Family companies celebrating 50 or 100 years of activity are not uncommon, but anniversaries marking a quarter of a millennium in business are few and far between. Riedel, the Austria-based company that set the bar for stemware around the world, threw a lavish and extravagant party last week to mark its 250th anniversary.
The Riedel family dazzled guests representing 30 countries with celebrity guest speakers, concerts, mimes, acrobatic stunts and a beautiful choreography of human dance and fire at the family’s historic glassworks factory in Kufstein, Austria. Other highlights included the inauguration of The Riedel Glass Pyramid, a monument symbolizing the eleven generations to head the company, as well as the introduction of baby Rocco, representing the twelfth generation, as
“When you look into my eyes, you look into the eyes of a lucky man,” said Georg Riedel as he describes his family’s history. “I am lucky,” read a sign held up by Maximilian Riedel during a speech later in the evening.
Lady luck certainly followed the Riedel family through the difficult war years.
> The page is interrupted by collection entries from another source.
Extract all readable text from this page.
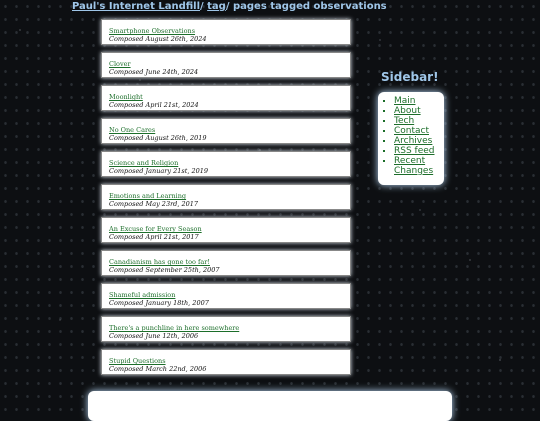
Paul's Internet Landfill/ tag/ pages tagged observations
Smartphone Observations
Composed August 26th, 2024
Clover
Composed June 24th, 2024
Moonlight
Composed April 21st, 2024
No One Cares
Composed August 26th, 2019
Science and Religion
Composed January 21st, 2019
Emotions and Learning
Composed May 23rd, 2017
An Excuse for Every Season
Composed April 21st, 2017
Canadianism has gone too far!
Composed September 25th, 2007
Shameful admission
Composed January 18th, 2007
There's a punchline in here somewhere
Composed June 12th, 2006
Stupid Questions
Composed March 22nd, 2006
Sidebar!
▪ Main
▪ About
▪ Tech
▪ Contact
▪ Archives
▪ RSS feed
▪ Recent Changes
In 1946, Claus Riedel (representing the ninth generation) jumped off a train carrying Allied prisoners of war to escape. He met the Tyrolean Swarovski family, who had been taught the art of glassmaking by Claus’ great grandfather, and they provided Riedel financial support to help the company back on its feet.
Riedel has since become one of the most important names in stemware. “Riedel created the need for wine glasses,” said Barbaresco winemaker Angelo Gaja who distributes Riedel glass in Italy. “What sets him apart is his passion for wine and his deep understanding of how the shape of a glass changes our perception of wine.”
Founded in 1756, just four months after Mozart was born, Riedel today owns the Nachtmann and Spiegelau brands. It sold 50 million units in 2005 for $300 million in sales.